Apartments are the top buy for British buyers, followed by residential and commercial land and then villas with low interest rates, good rental yields and tax free returns on investments behind the rise in investment.

According to Sultan Butti Bin Mejren, director general of the Dubai Land Department, the infrastructure in Dubai and the high return on investment makes property in the emirate attractive to buyers from overseas.

British investors are looking for a good capital return on their investment, according to Sultan Al Suwaidi, a partner of Sumansa Exhibitions, the company running next month’s Dubai Property Show in London.

‘Dubai is a dynamic global investment hub and has always had attraction for international investors. The property market continues to mature and stabilise as a result of strategically implemented government regulations,’ he pointed out.

‘Returns for both small and large apartments in Dubai are delivering between 7% and 10% yield which is higher than Hong Kong, Singapore and London. Many British people investing in Dubai properties are seeking capital appreciation more than using them as primary or secondary homes,’ he explained.

The areas where British investors are buying include Dubai Marina, Palm Jumeirah, Jumeirah Lake Towers and Downtown Dubai. According to figures from the property website Bayut affordable locations such as Dubai Sports City are also becoming more popular.

Dubai’s zero taxation on rental income and capital gains is one of the biggest factors that appeal to British buyers and foreign investors in general are inclined to build their portfolios in Dubai to avoid the high taxes in their respective countries.

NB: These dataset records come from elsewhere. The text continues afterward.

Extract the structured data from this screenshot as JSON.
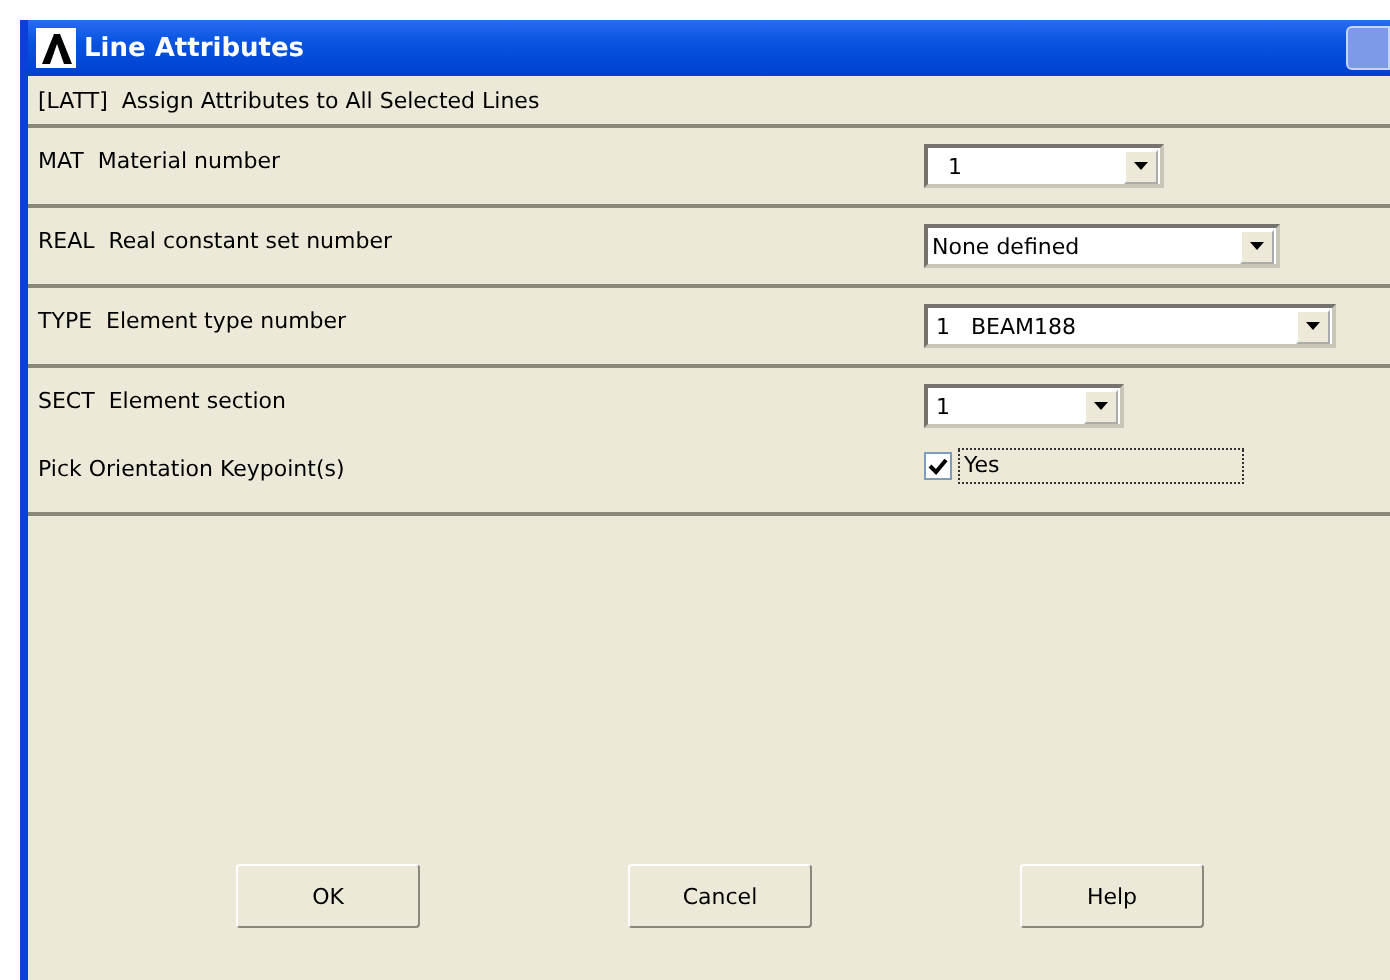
{
  "window": {
    "title": "Line Attributes",
    "command": "[LATT]  Assign Attributes to All Selected Lines"
  },
  "sections": [
    {
      "rows": [
        {
          "kind": "dropdown",
          "label": "MAT  Material number",
          "value": "1"
        }
      ]
    },
    {
      "rows": [
        {
          "kind": "dropdown",
          "label": "REAL  Real constant set number",
          "value": "None defined"
        }
      ]
    },
    {
      "rows": [
        {
          "kind": "dropdown",
          "label": "TYPE  Element type number",
          "value": "1   BEAM188"
        }
      ]
    },
    {
      "rows": [
        {
          "kind": "dropdown",
          "label": "SECT  Element section",
          "value": "1"
        },
        {
          "kind": "checkbox",
          "label": "Pick Orientation Keypoint(s)",
          "value": "Yes",
          "checked": true
        }
      ]
    }
  ],
  "buttons": [
    "OK",
    "Cancel",
    "Help"
  ]
}
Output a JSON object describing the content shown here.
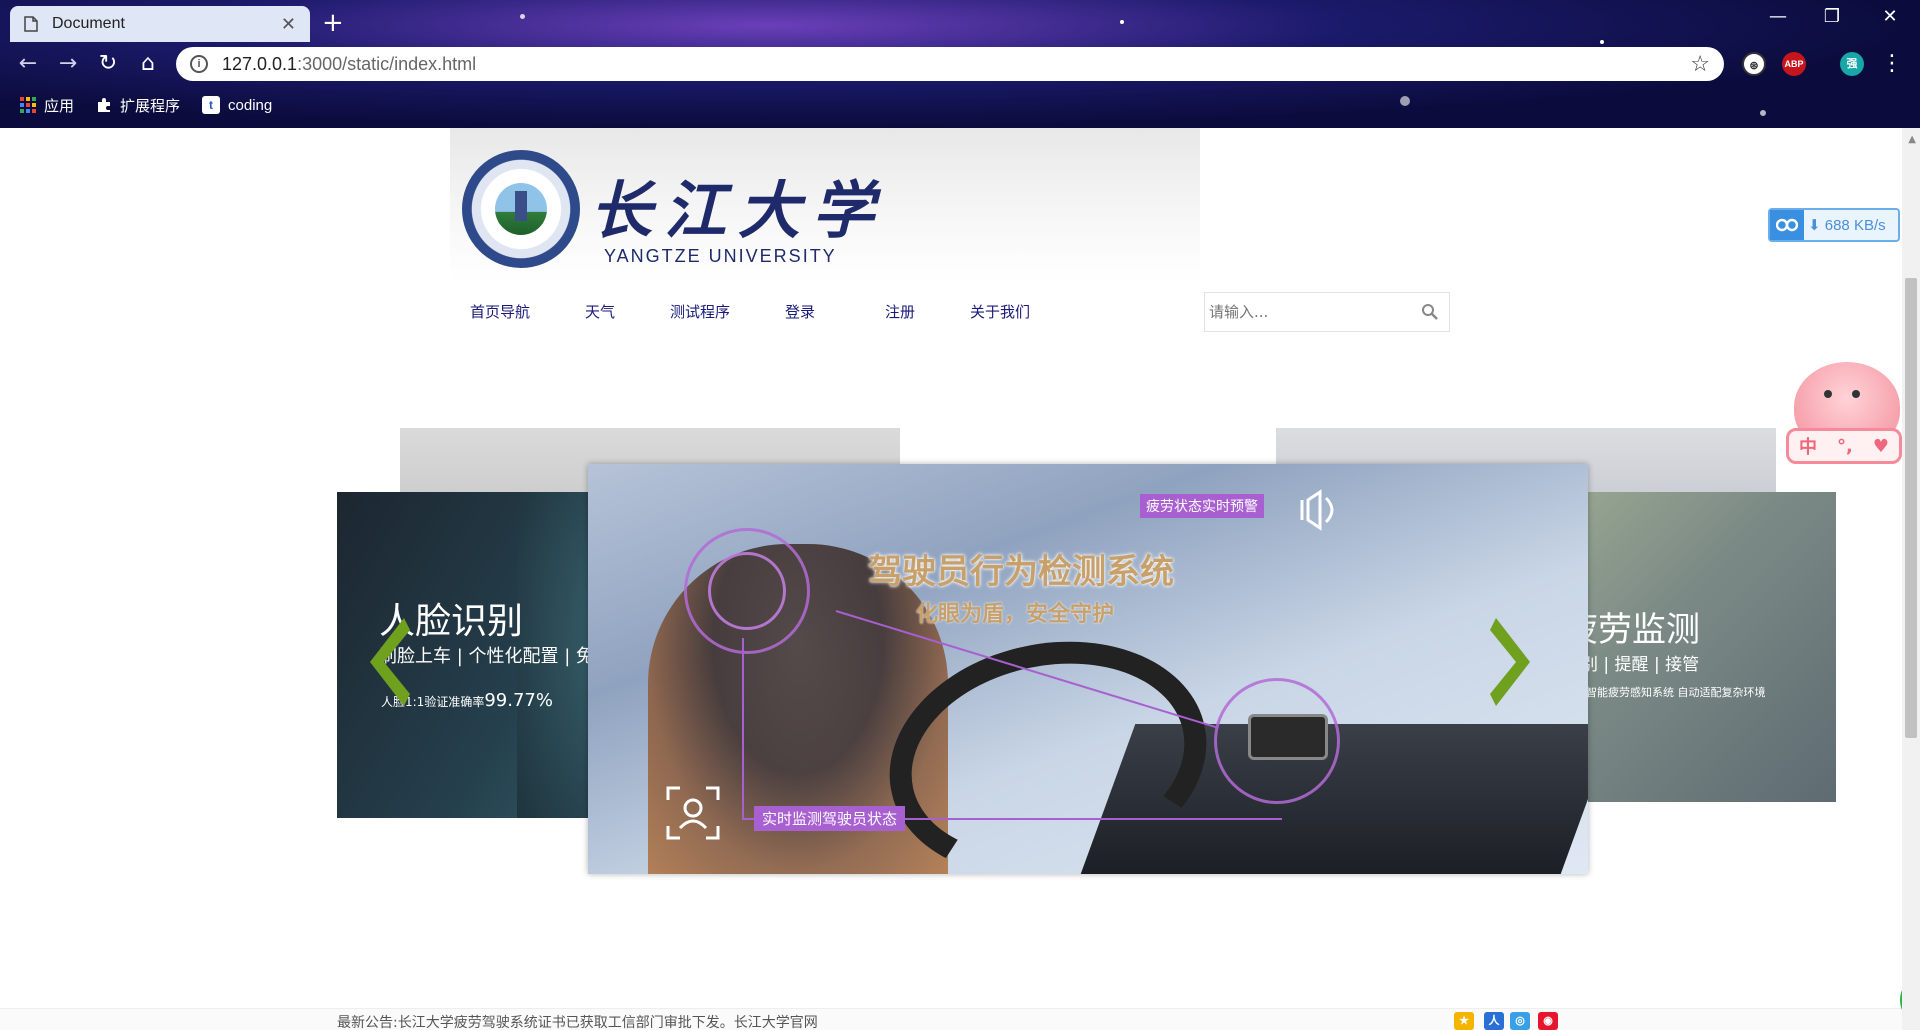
{
  "browser": {
    "tab_title": "Document",
    "url_host": "127.0.0.1",
    "url_path": ":3000/static/index.html",
    "bookmarks": [
      {
        "label": "应用",
        "icon": "apps-grid-icon"
      },
      {
        "label": "扩展程序",
        "icon": "puzzle-icon"
      },
      {
        "label": "coding",
        "icon": "coding-icon"
      }
    ],
    "extensions": [
      "abp-icon",
      "profile-avatar"
    ],
    "profile_initial": "强",
    "abp_label": "ABP"
  },
  "header": {
    "logo_cn": "长江大学",
    "logo_en": "YANGTZE UNIVERSITY"
  },
  "nav": {
    "items": [
      "首页导航",
      "天气",
      "测试程序",
      "登录",
      "注册",
      "关于我们"
    ]
  },
  "search": {
    "placeholder": "请输入..."
  },
  "speed_badge": "688 KB/s",
  "ime": {
    "label": "中"
  },
  "carousel": {
    "left": {
      "title": "人脸识别",
      "subtitle": "刷脸上车 | 个性化配置 | 免",
      "stat_label": "人脸1:1验证准确率",
      "stat_value": "99.77%"
    },
    "center": {
      "title": "驾驶员行为检测系统",
      "tagline": "化眼为盾，安全守护",
      "alert_label": "疲劳状态实时预警",
      "monitor_label": "实时监测驾驶员状态"
    },
    "right": {
      "title": "疲劳监测",
      "subtitle": "识别 | 提醒 | 接管",
      "desc": "人工智能疲劳感知系统  自动适配复杂环境"
    }
  },
  "footer": {
    "notice": "最新公告:长江大学疲劳驾驶系统证书已获取工信部门审批下发。长江大学官网"
  },
  "colors": {
    "nav_text": "#1a1a7a",
    "accent_purple": "#a85fd0",
    "arrow_green": "#6fa01e"
  }
}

It is also expected that the forthcoming Expo 2020 will boost Dubai’s real estate sector. Last year alone, Dubai attracted 12 million tourists and it is estimated that by 2020 the number of visitors will increase to 20 million, offering holiday rental opportunities for real estate investors.

According to international real estate firm JLL, residential prices in Dubai increased by 56% in the last two years and rents by an average of 41% while data from Knight Frank shows that prices have recovered from the downturn and are now close to their peak levels of 2008. Yield returns reached 7.42% in Dubai’s mainstream market in July 2015.

Property brokers in Dubai estimate that yields in the cheaper areas of the city such as Sports City are around 6% to 8%.

Financing is usually arranged through local banks which will loan foreign buyers up to 50% of the purchase price depending upon their terms and conditions. The buying process is different to the UK. There are no conveyancing solicitors as the Dubai Land Department does the checks and it normally takes about a month to complete a sale with property being bought on a freehold basis.

According to Aqil Kazim, chief commercial officer of Nakheel, the developer behind the world famous Palm Jumeirah and other leading developments across the emirate, British buyers are the firm’s third largest group of investors outside the Gulf Co-operation Council (GCC).